The case of the Muslim parents protesting in Birmingham about LGBT relationship education is pretty much classroom-designed for a debate about religious freedom. And yet the media and MPs have been uninterested in examining in any depth the political and ethical reality of the competing rights claims at its heart. In fact Jess Phillips, the local Labour MP for Birmingham Yardley, has dismissed the parents’ views by saying that “everyone is pussyfooting around a load of bigots. They shouldn’t be allowed anywhere near the schools. These are people with a religious extremist agenda.”
Of course we should feel uncomfortable when a vocal minority holds views we find completely unacceptable. But simply insisting on that unacceptability won’t make the problem go away. If we want to think more clearly about state confrontation with ethnic and religious minorities, we need to retrace our steps. How did we get here in the first place?
I am sure many of the Muslims involved in the Parkfield and Anderton Park Primary protests, consider it a grave injustice that they, or their forebears, were welcomed to this country for the economic benefits they could bring – only to be subsequently excluded from acceptability on account of their deeply-held religious beliefs.

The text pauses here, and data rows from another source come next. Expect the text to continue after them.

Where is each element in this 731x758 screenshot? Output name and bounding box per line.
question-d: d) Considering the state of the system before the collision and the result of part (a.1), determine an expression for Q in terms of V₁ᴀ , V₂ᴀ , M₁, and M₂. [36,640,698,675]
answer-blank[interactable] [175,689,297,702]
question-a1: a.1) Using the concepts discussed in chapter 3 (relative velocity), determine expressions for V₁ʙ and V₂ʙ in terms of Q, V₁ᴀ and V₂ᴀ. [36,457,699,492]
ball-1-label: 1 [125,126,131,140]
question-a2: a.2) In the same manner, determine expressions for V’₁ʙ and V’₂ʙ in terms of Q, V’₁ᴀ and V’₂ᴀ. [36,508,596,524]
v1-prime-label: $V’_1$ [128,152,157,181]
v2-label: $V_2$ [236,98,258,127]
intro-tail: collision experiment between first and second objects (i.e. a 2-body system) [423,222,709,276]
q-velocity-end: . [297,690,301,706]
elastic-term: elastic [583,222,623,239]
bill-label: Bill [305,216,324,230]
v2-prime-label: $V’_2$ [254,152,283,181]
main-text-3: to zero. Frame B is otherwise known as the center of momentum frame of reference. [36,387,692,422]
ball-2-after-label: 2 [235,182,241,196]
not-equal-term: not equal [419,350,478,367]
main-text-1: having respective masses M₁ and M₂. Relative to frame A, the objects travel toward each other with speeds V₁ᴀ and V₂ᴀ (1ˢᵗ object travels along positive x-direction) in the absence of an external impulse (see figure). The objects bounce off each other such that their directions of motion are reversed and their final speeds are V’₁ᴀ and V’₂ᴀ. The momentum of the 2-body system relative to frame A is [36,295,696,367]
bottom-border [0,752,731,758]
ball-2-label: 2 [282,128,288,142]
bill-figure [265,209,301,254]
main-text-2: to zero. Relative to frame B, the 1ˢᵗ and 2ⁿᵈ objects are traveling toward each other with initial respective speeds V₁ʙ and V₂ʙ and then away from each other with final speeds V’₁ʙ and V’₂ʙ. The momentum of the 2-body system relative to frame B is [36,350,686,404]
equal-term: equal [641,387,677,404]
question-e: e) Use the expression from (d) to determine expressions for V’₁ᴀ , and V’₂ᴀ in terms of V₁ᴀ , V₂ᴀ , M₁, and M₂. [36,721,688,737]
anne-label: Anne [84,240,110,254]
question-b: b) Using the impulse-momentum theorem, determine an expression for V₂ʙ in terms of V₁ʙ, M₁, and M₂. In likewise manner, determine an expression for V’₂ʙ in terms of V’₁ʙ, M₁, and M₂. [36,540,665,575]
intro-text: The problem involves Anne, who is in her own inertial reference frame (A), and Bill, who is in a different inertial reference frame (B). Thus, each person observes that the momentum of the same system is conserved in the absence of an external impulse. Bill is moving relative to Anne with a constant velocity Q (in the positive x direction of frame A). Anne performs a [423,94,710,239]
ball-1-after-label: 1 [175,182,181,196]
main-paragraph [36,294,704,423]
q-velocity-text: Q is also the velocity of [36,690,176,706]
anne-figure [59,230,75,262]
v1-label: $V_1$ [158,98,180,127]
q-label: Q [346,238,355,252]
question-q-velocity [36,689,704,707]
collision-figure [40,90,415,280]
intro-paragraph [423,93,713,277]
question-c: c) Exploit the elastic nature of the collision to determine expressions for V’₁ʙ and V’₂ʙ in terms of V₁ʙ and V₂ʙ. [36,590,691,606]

Furthermore, it is now clear that even a large minority of the Muslim community won’t change their views on these issues. Meaningful data on attitude change among British Muslims is difficult to come by, but currently only around 44% of British Asians as a whole aged 18–34 think same-sex relationships are acceptable. That’s only two percentage points higher than those aged 55 and over.
This is a view which was widely accepted in British society until only 30 years ago. Progress for gay rights since then is to be welcomed and comprehensively defended; that is not at issue. But rapidly changing sex and gender norms, including on still-controversial issues around trans rights, have largely bypassed the insular world of some British Muslims. Now they are becoming increasingly vocal (and some vocally abusive) about what they see as bewildering progressive intrusions into private spaces, including school and the home.
Their reaction has come as a surprise to a progressive establishment which always presumed its own values would prevail, and that further victories were inevitable. In 2006, then Prime Minister Tony Blair praised the diversity of British society, stating that we were “a country at ease with different races, religions, and cultures”. But, he added, “our tolerance is part of what makes Britain, Britain. So conform to it, or don’t come here.”